“没事,没说你们,你们继续。”宁羽对着画舫说道。
“哼,口出狂言!”
“敢说不敢当的懦夫!”
“狂悖之徒!”
......
此时的画舫已经停下,上面的书生开始对宁羽开启了狂喷模式。
“哎呀,老子不想和你们计较,你们倒是蹬鼻子上脸了!”宁羽当然不会让这群书生给镇住,他一只脚才在河岸的石头上,伸手指着画舫开始狂喷起来。
“你们算什么东西,父母亲族用他们的血汗钱让你们读书,是让你们识字明理,国家给你们建书院,是让你们报效国家。
你看看你们现在,莺歌燕舞的,哪里有一点顾念父母心酸,哪里有一点念及国家不易,你们就是一群活脱脱的蛀虫,不对,说你们是蛀虫都是对蛀虫的侮辱。
说你们是轻的,逼急了本道爷大耳瓜子赏给你们!”宁羽的手指上下翻飞,让画舫上的一众书生,竟然一时不知道该如何还嘴了。
“这位小道长,言之有理,不过道长刚刚所言是否有失偏颇,你是方外之人,自然不知道我等在此为何,还请道长不要枉加揣测为好。”

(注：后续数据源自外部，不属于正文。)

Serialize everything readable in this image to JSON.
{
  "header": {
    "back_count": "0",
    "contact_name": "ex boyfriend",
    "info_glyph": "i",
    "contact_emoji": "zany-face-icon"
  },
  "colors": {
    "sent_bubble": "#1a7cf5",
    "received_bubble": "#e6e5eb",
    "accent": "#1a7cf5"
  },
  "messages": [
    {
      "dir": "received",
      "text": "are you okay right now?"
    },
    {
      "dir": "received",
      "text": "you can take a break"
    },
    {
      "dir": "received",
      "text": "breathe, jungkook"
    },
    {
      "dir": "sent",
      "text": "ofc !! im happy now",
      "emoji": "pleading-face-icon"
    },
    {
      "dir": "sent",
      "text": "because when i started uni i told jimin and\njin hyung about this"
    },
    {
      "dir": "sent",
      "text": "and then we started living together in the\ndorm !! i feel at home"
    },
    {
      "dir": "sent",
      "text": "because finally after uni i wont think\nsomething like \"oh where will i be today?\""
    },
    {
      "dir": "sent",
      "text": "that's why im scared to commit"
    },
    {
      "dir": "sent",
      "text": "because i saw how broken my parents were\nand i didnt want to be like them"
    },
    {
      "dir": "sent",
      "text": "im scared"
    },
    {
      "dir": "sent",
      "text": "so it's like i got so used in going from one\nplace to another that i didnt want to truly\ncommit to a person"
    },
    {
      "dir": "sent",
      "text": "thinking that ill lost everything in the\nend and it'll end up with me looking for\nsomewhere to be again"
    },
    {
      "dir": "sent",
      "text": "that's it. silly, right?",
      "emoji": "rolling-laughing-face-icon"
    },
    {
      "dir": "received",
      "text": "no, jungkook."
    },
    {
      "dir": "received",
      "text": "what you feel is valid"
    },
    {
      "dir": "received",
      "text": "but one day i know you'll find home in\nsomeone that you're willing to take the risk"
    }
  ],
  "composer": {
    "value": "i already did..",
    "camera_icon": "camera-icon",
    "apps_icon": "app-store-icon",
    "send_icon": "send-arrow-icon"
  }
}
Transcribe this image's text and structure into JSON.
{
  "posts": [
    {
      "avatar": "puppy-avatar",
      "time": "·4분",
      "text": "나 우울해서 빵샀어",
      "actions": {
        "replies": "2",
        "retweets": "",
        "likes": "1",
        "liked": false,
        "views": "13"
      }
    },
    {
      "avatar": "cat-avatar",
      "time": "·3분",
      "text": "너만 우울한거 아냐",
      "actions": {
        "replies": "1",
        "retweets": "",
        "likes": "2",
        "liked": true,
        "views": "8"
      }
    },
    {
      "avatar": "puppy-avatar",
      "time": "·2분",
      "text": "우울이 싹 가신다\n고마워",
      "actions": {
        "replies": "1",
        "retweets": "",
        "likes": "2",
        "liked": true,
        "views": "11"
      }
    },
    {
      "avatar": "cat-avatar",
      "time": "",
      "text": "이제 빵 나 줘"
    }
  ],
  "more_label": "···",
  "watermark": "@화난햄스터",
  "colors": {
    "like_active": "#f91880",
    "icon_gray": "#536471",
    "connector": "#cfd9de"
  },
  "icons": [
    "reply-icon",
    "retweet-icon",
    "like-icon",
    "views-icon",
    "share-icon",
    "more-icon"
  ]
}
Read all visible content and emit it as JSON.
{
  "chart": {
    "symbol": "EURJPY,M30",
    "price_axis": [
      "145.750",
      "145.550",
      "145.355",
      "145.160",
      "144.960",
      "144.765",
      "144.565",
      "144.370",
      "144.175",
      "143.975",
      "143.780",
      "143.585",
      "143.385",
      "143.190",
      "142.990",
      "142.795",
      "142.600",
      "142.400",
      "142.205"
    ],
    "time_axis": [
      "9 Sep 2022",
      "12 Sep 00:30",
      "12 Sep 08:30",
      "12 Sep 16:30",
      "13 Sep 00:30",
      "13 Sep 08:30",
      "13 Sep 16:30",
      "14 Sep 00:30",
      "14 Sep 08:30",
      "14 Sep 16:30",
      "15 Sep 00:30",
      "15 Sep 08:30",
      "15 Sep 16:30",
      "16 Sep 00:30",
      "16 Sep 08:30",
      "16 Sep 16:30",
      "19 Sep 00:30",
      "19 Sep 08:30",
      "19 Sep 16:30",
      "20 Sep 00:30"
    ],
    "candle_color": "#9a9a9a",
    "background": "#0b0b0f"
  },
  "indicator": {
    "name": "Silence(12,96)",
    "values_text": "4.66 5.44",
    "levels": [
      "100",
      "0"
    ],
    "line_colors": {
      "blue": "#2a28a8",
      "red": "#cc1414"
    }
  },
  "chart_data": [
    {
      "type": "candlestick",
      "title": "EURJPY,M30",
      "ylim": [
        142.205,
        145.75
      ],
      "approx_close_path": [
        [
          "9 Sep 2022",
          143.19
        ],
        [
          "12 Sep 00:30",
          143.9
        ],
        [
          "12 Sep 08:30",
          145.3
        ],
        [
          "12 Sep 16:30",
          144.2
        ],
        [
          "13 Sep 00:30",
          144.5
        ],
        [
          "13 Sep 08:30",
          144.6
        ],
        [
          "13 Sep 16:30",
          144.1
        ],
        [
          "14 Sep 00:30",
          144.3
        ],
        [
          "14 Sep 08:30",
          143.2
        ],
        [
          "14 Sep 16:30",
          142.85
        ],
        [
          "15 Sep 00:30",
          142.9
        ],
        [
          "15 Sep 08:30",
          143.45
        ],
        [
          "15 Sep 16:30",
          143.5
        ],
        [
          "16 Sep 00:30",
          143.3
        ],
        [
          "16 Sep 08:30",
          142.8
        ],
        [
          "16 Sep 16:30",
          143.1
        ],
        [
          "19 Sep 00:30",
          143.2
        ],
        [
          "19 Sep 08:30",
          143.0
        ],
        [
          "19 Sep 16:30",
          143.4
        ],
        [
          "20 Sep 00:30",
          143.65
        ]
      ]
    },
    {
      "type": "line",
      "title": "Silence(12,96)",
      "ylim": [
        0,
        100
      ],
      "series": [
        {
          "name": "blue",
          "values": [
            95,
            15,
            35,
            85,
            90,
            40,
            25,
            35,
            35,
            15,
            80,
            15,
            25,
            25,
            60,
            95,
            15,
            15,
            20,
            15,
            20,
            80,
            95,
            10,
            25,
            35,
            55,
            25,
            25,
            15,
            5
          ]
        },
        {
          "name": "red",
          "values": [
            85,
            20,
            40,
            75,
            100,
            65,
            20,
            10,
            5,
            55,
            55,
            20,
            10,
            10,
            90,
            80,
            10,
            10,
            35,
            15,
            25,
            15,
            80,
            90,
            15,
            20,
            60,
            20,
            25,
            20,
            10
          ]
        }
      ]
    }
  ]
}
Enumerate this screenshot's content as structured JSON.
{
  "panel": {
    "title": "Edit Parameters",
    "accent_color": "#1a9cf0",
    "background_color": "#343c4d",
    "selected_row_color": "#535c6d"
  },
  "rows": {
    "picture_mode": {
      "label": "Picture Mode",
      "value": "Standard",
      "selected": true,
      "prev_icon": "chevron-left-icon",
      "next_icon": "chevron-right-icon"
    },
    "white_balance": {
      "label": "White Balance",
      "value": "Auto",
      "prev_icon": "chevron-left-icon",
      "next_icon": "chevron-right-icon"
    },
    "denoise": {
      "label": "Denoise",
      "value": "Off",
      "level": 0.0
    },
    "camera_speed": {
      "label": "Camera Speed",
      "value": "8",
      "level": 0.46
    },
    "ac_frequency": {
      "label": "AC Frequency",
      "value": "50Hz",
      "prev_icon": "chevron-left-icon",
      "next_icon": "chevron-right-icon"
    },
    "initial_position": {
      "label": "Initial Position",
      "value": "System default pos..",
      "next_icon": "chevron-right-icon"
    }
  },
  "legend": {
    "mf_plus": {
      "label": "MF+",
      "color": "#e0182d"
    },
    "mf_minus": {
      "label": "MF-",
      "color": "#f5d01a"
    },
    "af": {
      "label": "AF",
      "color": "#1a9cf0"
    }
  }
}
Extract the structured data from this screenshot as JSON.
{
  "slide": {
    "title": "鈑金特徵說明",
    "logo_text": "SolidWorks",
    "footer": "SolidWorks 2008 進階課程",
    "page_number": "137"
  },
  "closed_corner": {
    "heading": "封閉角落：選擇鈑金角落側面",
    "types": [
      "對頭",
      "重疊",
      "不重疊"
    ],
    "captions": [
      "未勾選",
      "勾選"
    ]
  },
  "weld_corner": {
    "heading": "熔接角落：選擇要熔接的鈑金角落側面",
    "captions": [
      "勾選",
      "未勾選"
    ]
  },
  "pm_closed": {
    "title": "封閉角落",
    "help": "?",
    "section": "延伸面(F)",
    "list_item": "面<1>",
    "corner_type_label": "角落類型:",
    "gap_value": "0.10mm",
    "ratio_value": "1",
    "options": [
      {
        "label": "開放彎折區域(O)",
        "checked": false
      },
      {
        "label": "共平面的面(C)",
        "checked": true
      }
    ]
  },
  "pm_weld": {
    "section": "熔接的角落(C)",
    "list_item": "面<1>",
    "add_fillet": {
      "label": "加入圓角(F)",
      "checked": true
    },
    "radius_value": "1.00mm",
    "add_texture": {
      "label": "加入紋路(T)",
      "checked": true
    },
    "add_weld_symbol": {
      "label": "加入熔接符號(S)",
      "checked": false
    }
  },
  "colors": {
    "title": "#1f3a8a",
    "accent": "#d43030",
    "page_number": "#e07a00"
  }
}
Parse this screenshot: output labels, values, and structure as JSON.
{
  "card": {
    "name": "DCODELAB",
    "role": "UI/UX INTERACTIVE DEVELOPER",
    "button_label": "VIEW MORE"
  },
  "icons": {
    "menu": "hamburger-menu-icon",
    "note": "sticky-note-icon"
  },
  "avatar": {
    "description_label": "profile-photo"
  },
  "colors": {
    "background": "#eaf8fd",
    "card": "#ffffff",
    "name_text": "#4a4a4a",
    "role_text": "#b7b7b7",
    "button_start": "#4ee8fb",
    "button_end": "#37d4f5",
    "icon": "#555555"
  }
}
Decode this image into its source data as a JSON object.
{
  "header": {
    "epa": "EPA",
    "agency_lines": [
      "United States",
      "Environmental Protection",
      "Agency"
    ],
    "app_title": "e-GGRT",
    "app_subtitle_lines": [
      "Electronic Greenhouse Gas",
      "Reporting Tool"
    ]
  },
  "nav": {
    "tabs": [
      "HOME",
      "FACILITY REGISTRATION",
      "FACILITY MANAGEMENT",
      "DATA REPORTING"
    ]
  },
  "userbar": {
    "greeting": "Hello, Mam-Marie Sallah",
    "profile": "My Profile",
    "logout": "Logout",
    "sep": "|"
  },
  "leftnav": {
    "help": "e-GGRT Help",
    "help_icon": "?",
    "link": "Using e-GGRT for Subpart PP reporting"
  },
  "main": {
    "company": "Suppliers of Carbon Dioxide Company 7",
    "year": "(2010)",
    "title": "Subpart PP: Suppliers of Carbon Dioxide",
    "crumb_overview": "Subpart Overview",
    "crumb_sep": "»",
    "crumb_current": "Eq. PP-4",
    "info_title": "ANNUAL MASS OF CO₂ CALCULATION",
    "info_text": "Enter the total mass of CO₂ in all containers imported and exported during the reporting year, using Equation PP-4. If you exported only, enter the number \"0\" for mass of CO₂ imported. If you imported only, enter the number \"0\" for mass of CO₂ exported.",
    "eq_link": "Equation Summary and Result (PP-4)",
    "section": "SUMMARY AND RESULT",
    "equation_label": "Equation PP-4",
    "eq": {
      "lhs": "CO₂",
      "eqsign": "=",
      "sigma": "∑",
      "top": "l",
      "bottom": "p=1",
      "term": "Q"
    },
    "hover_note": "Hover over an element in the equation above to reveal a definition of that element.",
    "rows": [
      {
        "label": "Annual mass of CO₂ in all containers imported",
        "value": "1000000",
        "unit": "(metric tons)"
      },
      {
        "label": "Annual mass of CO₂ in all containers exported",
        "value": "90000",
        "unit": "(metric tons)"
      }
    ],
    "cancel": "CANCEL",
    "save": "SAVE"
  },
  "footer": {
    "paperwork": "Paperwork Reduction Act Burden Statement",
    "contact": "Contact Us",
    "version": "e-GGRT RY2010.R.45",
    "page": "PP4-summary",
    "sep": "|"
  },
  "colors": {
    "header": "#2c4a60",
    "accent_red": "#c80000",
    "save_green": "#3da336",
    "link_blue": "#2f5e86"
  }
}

“哟呵,拐着弯地骂人,你以为你是谁,道爷我还就这么枉加揣测了,你能把道爷我如何!”
“你个臭道士懂什么,我等是在为一个月之后的梅园诗会做准备。”
“诗会?你们还觉得自己有理了不是。歌以咏德,诗以明志,像你们这种,只知道带着一群歌女附庸风雅的败类,能做出什么好事,我看最多也就是无病呻吟一番。
说一些自己都不知道什么意思的胡话,然后就是一大群不知所云的人,互相吹捧一下,就觉得自己是什么文人骚客了。滚远点,道爷看着你们就恶心。”
“周兄,此人太过狂妄,我明日就将此事禀报僧录司,剥了他的道籍!”一个书生义愤填膺地说道。
“哈哈,我说什么来这,说你们是废物都是夸你们,怎么,说不过本道爷就准备找家长了,你们这和三岁的孩子有什么区别!
还整天标榜自己是什么兼济天下的大才,我看就是一群没断奶的孩子。”宁羽一脸不屑地说道。